Now, I'd like to move to the end of my talk with a few reflections. Why is it that we hear this term "the betrayal of the revolution"? Is what I said tonight, is this a betrayal? Who has been betrayed? I think that what we have to realize, to go back to the beginning of my talk, is that something that Americans often forget, and want to forget, that whenever there is a shifting, a real or genuine shifting of power, there are winners and there are losers. It is inevitable. There are going to be some unhappy people. Indeed there will be the Enrique Bolanas who lose. In his case I don't think he lost wealth. He's still a wealthy man. He can still have twice as much land somewhere else. What did he lose? He lost the power to call the shots. That is what this minority of privileged people had gotten very used to doing and they're very unhappy and they have been betrayed.

So I think that, to answer the question then, "What is our responsibility to the hungry in the Third World and in Central America?", the questions and the clarifications go this way: We have to appreciate that, indeed there must be such a far reaching shift in power that the definition, the very definition of development, is put in terms of the vast majority of the people in the way that we discussed tonight, in the meeting of their basic needs. We have to understand that pressure for change of that nature is inevitable. It is inevitable because people do not go on watching their children die. A Nicaraguan peasant said to me, looking me straight in the face he said, "What would you do if you lived a plantation and watched your children die of simple childhood diseases because they were so weakened by malnutrition at the same time that the only medical help that came to the plantation was to treat the dogs. So what would you do?"

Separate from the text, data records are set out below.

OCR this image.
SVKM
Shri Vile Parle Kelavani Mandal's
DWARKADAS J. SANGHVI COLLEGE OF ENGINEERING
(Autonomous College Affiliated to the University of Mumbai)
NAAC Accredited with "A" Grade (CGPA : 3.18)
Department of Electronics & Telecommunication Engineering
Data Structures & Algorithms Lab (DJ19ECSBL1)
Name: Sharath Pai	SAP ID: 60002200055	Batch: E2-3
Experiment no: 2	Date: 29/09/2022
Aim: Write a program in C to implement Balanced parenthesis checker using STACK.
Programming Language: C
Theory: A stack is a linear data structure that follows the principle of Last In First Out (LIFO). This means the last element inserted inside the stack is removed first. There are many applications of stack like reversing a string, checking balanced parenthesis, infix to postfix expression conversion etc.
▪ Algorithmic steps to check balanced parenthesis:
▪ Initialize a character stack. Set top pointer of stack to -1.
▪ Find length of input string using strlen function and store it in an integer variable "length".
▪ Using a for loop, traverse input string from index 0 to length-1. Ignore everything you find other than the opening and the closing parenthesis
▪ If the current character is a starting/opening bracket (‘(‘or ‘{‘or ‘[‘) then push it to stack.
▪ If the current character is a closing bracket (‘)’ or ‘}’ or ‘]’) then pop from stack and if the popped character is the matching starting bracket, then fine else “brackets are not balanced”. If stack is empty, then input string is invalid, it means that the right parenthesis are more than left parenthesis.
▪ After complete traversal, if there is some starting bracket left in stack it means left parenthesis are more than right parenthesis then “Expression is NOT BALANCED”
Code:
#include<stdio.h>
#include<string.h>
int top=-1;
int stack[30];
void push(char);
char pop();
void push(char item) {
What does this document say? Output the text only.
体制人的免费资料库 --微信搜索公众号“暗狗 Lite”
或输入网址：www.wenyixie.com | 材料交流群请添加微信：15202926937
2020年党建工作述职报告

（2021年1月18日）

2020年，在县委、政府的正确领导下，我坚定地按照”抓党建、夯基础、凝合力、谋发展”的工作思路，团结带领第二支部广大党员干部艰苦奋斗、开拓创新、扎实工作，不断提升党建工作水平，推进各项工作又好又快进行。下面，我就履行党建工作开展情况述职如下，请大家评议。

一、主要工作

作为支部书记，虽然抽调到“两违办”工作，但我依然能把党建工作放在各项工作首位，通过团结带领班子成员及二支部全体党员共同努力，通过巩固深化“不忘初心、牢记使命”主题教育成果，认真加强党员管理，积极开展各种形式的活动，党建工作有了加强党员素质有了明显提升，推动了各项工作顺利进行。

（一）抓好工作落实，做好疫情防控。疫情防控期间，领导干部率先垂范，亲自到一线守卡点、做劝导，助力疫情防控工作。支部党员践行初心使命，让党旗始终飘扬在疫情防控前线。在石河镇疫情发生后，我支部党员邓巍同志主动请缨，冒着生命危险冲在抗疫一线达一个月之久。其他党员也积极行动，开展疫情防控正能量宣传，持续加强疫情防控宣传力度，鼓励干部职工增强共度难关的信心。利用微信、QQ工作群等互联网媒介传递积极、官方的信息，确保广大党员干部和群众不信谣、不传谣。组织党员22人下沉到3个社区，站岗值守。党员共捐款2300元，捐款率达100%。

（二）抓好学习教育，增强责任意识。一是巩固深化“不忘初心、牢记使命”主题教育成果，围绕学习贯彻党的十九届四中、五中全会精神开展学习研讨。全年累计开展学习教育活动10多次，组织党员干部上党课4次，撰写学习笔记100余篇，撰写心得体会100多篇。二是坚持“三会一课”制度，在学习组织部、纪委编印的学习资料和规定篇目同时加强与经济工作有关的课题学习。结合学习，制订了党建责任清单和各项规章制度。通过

Certainly people protest peaceable because nobody wants to risk their lives if they don't have to. But if that peaceful protest is met with violence, people do choose to risk their lives, if not for themselves, for their children. So we don't have to go in and set things straight for other people. Our responsibility is clear. It is to remove the obstacles in their path, to insure that our tax dollars and our good name are not shoring up the privileged group that is blocking the changes. It could be summed up as giving change a chance. This is our obligation. It is not to approve. I don't care if you don't agree or don't believe a word I've said about Nicaragua tonight. It is not our obligation to approve or to disapprove. I've shared this with you because I think it is something we can learn from, not because I'm asking you to approve.